School Finance Experts Discuss Their Work in K-12 Trenches

Associate Editor

Baltimore

During a period of fiscal conservatism, a former top finance official in the Washington, D.C., schools recalled at a conference here how she tried to do the right thing—but may have ended up taking money away from where it was urgently needed.

More than a decade ago, Rebecca Sibilia, who is now founder and CEO of EdBuild, was the chief financial officer overseeing a $1 billion budget for D.C. schools, which was just emerging from years of budget woes. Due to the constraints of the bureaucracy, Sibilia was required to move millions of dollars into a surplus fund in an effort to bolster the district’s financial stability. But in taking that step, it meant 7,000 students did not receive $550 each in per-pupil funding, she recalled Sunday

The decision was made after the city’s schools, which were in physical decay, received a much-needed infusion of funding. Still, the district was operating in an environment that brought a focus on numbers and responsibility that bordered on “intense paranoia,” she said.

“I did that in the interest of maintaining a system that didn’t even make sense at that point,” Sibilia told attendees at a VIP session for Future of Education Finance Summit. “By playing my role in a system that I never questioned, I stood in the way of improvement for students.”

Now, Sibilia works to bring common sense and fairness to the way states fund education through EdBuild, the organization she founded and runs.

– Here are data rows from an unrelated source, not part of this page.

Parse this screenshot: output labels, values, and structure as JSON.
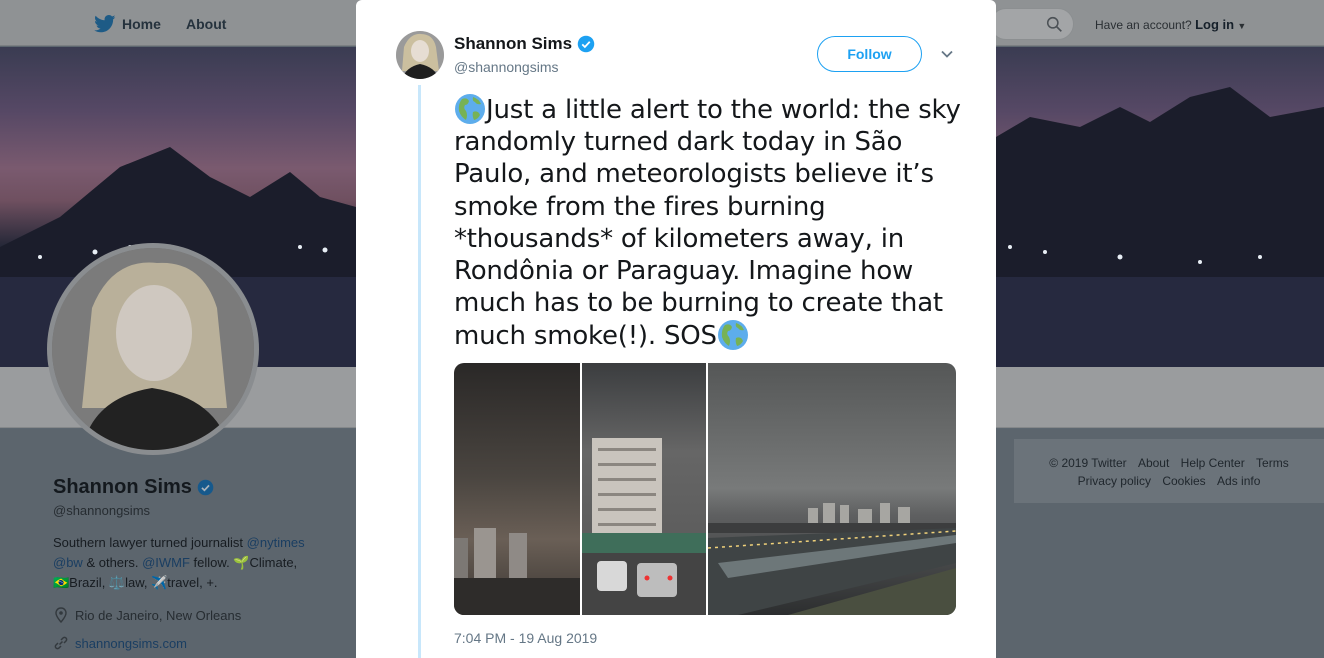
{
  "nav": {
    "home": "Home",
    "about": "About"
  },
  "account": {
    "prompt": "Have an account?",
    "login": "Log in"
  },
  "profile": {
    "name": "Shannon Sims",
    "handle": "@shannongsims",
    "bio": {
      "part1": "Southern lawyer turned journalist ",
      "link1": "@nytimes",
      "link2": "@bw",
      "part2": " & others. ",
      "link3": "@IWMF",
      "part3": " fellow. 🌱Climate,",
      "part4": "🇧🇷Brazil, ⚖️law, ✈️travel, +."
    },
    "location": "Rio de Janeiro, New Orleans",
    "website": "shannongsims.com"
  },
  "footer": {
    "row1": [
      "© 2019 Twitter",
      "About",
      "Help Center",
      "Terms"
    ],
    "row2": [
      "Privacy policy",
      "Cookies",
      "Ads info"
    ]
  },
  "tweet": {
    "author_name": "Shannon Sims",
    "author_handle": "@shannongsims",
    "follow_label": "Follow",
    "text_main": "Just a little alert to the world: the sky randomly turned dark today in São Paulo, and meteorologists believe it’s smoke from the fires burning *thousands* of kilometers away, in Rondônia or Paraguay. Imagine how much has to be burning to create that much smoke(!). SOS",
    "timestamp": "7:04 PM - 19 Aug 2019"
  },
  "icons": {
    "brand": "twitter-bird-icon",
    "search": "search-icon",
    "verified": "verified-badge-icon",
    "location": "location-pin-icon",
    "link": "link-icon",
    "caret": "chevron-down-icon",
    "globe": "globe-americas-icon"
  },
  "colors": {
    "accent": "#1da1f2",
    "thread": "#c8e7fb",
    "muted": "#657786"
  }
}
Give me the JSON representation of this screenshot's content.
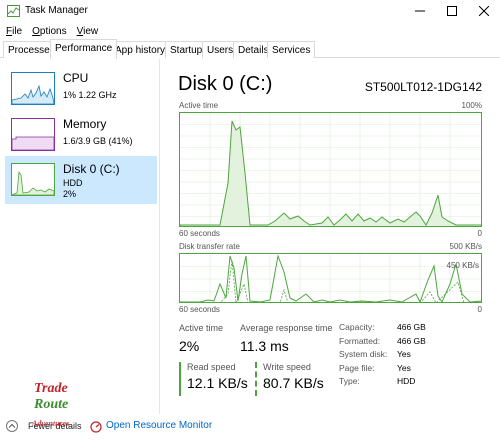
{
  "window": {
    "title": "Task Manager"
  },
  "menu": [
    {
      "first": "F",
      "rest": "ile"
    },
    {
      "first": "O",
      "rest": "ptions"
    },
    {
      "first": "V",
      "rest": "iew"
    }
  ],
  "tabs": [
    "Processes",
    "Performance",
    "App history",
    "Startup",
    "Users",
    "Details",
    "Services"
  ],
  "sidebar": {
    "cpu": {
      "title": "CPU",
      "sub": "1%  1.22 GHz",
      "color": "#1a7fc1"
    },
    "memory": {
      "title": "Memory",
      "sub": "1.6/3.9 GB (41%)",
      "color": "#8b2fa0"
    },
    "disk": {
      "title": "Disk 0 (C:)",
      "sub1": "HDD",
      "sub2": "2%",
      "color": "#4da63d"
    }
  },
  "main": {
    "title": "Disk 0 (C:)",
    "model": "ST500LT012-1DG142",
    "graph1": {
      "label_left": "Active time",
      "label_right": "100%",
      "bottom_left": "60 seconds",
      "bottom_right": "0"
    },
    "graph2": {
      "label_left": "Disk transfer rate",
      "label_right": "500 KB/s",
      "inner_label": "450 KB/s",
      "bottom_left": "60 seconds",
      "bottom_right": "0"
    },
    "stats": {
      "active_time_label": "Active time",
      "active_time_value": "2%",
      "response_label": "Average response time",
      "response_value": "11.3 ms",
      "read_label": "Read speed",
      "read_value": "12.1 KB/s",
      "write_label": "Write speed",
      "write_value": "80.7 KB/s"
    },
    "properties": [
      {
        "k": "Capacity:",
        "v": "466 GB"
      },
      {
        "k": "Formatted:",
        "v": "466 GB"
      },
      {
        "k": "System disk:",
        "v": "Yes"
      },
      {
        "k": "Page file:",
        "v": "Yes"
      },
      {
        "k": "Type:",
        "v": "HDD"
      }
    ]
  },
  "footer": {
    "fewer_details": "Fewer details",
    "open_rm": "Open Resource Monitor",
    "logo_line1": "Trade",
    "logo_line2": "Route",
    "logo_line3": "Adventures"
  },
  "colors": {
    "disk_green": "#4da63d",
    "selected_bg": "#cce8ff",
    "link": "#0066cc"
  }
}
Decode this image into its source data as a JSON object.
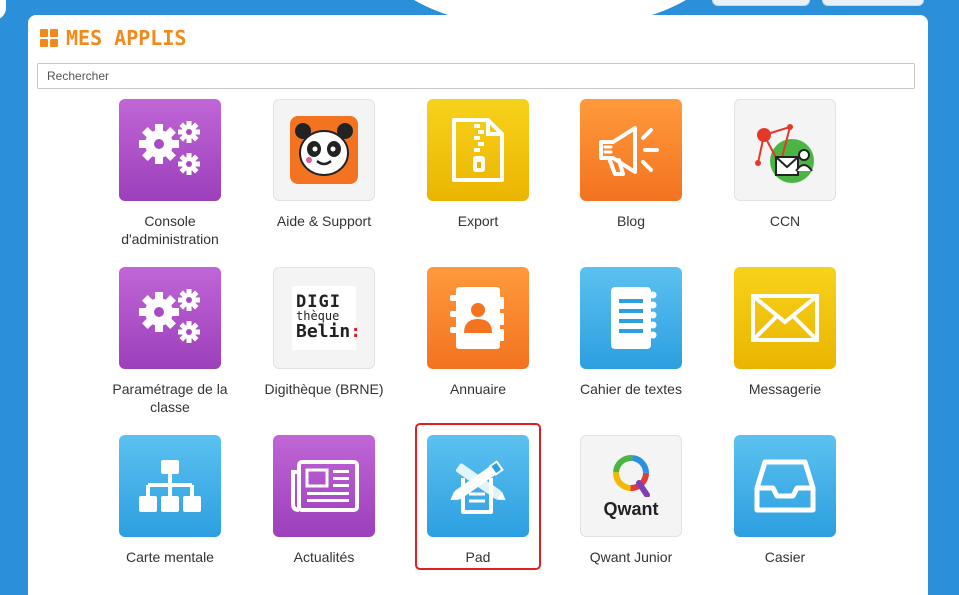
{
  "header": {
    "title": "MES APPLIS"
  },
  "search": {
    "placeholder": "Rechercher"
  },
  "apps": [
    {
      "label": "Console d'administration"
    },
    {
      "label": "Aide & Support"
    },
    {
      "label": "Export"
    },
    {
      "label": "Blog"
    },
    {
      "label": "CCN"
    },
    {
      "label": "Paramétrage de la classe"
    },
    {
      "label": "Digithèque (BRNE)"
    },
    {
      "label": "Annuaire"
    },
    {
      "label": "Cahier de textes"
    },
    {
      "label": "Messagerie"
    },
    {
      "label": "Carte mentale"
    },
    {
      "label": "Actualités"
    },
    {
      "label": "Pad"
    },
    {
      "label": "Qwant Junior"
    },
    {
      "label": "Casier"
    }
  ],
  "logos": {
    "digitheque": {
      "line1": "DIGI",
      "line2": "thèque",
      "line3": "Belin",
      "line3_mark": ":"
    },
    "qwant": {
      "word": "Qwant"
    }
  },
  "colors": {
    "accent": "#f08a1c",
    "purple": "#9c3fbb",
    "yellow": "#eab500",
    "orange": "#f37320",
    "blue": "#2c9fe0",
    "highlight": "#e02020"
  }
}
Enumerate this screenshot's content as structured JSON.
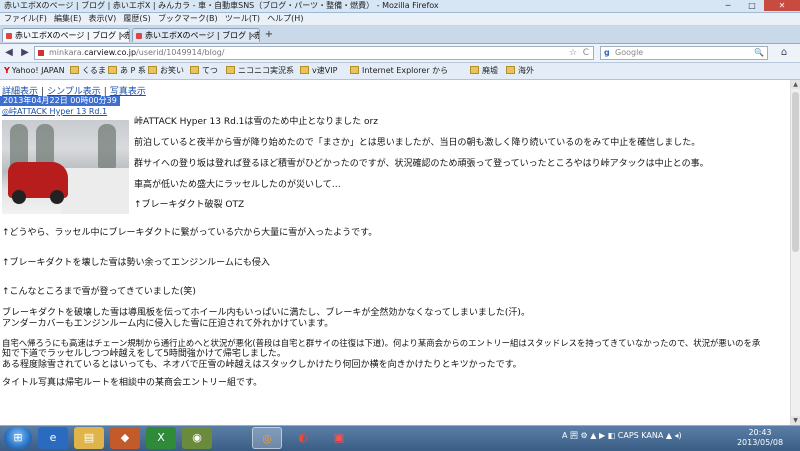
{
  "window": {
    "title": "赤いエボXのページ | ブログ | 赤いエボX | みんカラ - 車・自動車SNS（ブログ・パーツ・整備・燃費） - Mozilla Firefox",
    "min_label": "─",
    "max_label": "□",
    "close_label": "✕"
  },
  "menu": [
    "ファイル(F)",
    "編集(E)",
    "表示(V)",
    "履歴(S)",
    "ブックマーク(B)",
    "ツール(T)",
    "ヘルプ(H)"
  ],
  "tabs": [
    {
      "label": "赤いエボXのページ | ブログ | 赤いエ..."
    },
    {
      "label": "赤いエボXのページ | ブログ | 赤いエ..."
    }
  ],
  "newtab_label": "+",
  "nav": {
    "back": "◀",
    "forward": "▶",
    "url_prefix": "minkara.",
    "url_host": "carview.co.jp",
    "url_path": "/userid/1049914/blog/",
    "star": "☆",
    "reload": "C",
    "search_placeholder": "Google",
    "search_engine_glyph": "g",
    "search_glyph": "🔍",
    "home": "⌂"
  },
  "bookmarks": [
    {
      "label": "Yahoo! JAPAN",
      "type": "yahoo"
    },
    {
      "label": "くるま",
      "type": "folder"
    },
    {
      "label": "あ P 系",
      "type": "folder"
    },
    {
      "label": "お笑い",
      "type": "folder"
    },
    {
      "label": "てつ",
      "type": "folder"
    },
    {
      "label": "ニコニコ実況系",
      "type": "folder"
    },
    {
      "label": "v速VIP",
      "type": "folder"
    },
    {
      "label": "Internet Explorer から",
      "type": "folder"
    },
    {
      "label": "廃墟",
      "type": "folder"
    },
    {
      "label": "海外",
      "type": "folder"
    }
  ],
  "page": {
    "view_links": [
      "詳細表示",
      "シンプル表示",
      "写真表示"
    ],
    "link_separator": "|",
    "date": "2013年04月22日 00時00分39",
    "post_title": "◎峠ATTACK Hyper 13 Rd.1",
    "paragraphs": [
      "峠ATTACK Hyper 13 Rd.1は雪のため中止となりました orz",
      "前泊していると夜半から雪が降り始めたので「まさか」とは思いましたが、当日の朝も激しく降り続いているのをみて中止を確信しました。",
      "群サイへの登り坂は登れば登るほど積雪がひどかったのですが、状況確認のため頑張って登っていったところやはり峠アタックは中止との事。",
      "車高が低いため盛大にラッセルしたのが災いして…",
      "↑ブレーキダクト破裂 OTZ",
      "↑どうやら、ラッセル中にブレーキダクトに繋がっている穴から大量に雪が入ったようです。",
      "↑ブレーキダクトを壊した雪は勢い余ってエンジンルームにも侵入",
      "↑こんなところまで雪が登ってきていました(笑)",
      "ブレーキダクトを破壊した雪は導風板を伝ってホイール内もいっぱいに満たし、ブレーキが全然効かなくなってしまいました(汗)。",
      "アンダーカバーもエンジンルーム内に侵入した雪に圧迫されて外れかけています。",
      "自宅へ帰ろうにも高速はチェーン規制から通行止めへと状況が悪化(普段は自宅と群サイの往復は下道)。何より某商会からのエントリー組はスタッドレスを持ってきていなかったので、状況が悪いのを承",
      "知で下道でラッセルしつつ峠越えをして5時間強かけて帰宅しました。",
      "ある程度除雪されているとはいっても、ネオバで圧雪の峠越えはスタックしかけたり何回か横を向きかけたりとキツかったです。",
      "タイトル写真は帰宅ルートを相談中の某商会エントリー組です。"
    ]
  },
  "taskbar": {
    "start_glyph": "⊞",
    "apps": [
      "e",
      "▤",
      "◆",
      "X",
      "◉",
      "◎",
      "◐",
      "▣"
    ],
    "tray_text": "A 囲 ⚙ ▲ ▶ ◧ CAPS KANA ▲ ◂)",
    "time": "20:43",
    "date": "2013/05/08"
  }
}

The nonprofit researches the sometimes dramatic discrepancies in the availability of school funding, and the boundary lines drawn that result in property taxes in one higher-income jurisdiction not being shared in the schools of much lower-income communities next door. Last year, her organization released a report called “Fault Lines: America’s Most Segregating School District Borders.”

Today, “54 million students live in high-poverty districts,” Sibilia said. “We can’t ever forget that we have children’s lives in our hands…It’s incumbent on us to tell the stories we see every day.”

“We’re not just accountants and researchers,” she said. “We’re given the privilege to work on behalf of the children.”

The summit, which is an opportunity for education budget professionals and district leaders to network, learn, and discuss trends and challenges in education finance, continues here today.  The event is sponsored by Allovue, a Baltimore-based education finance technology company, and the Reason Foundation, a libertarian free-market think tank.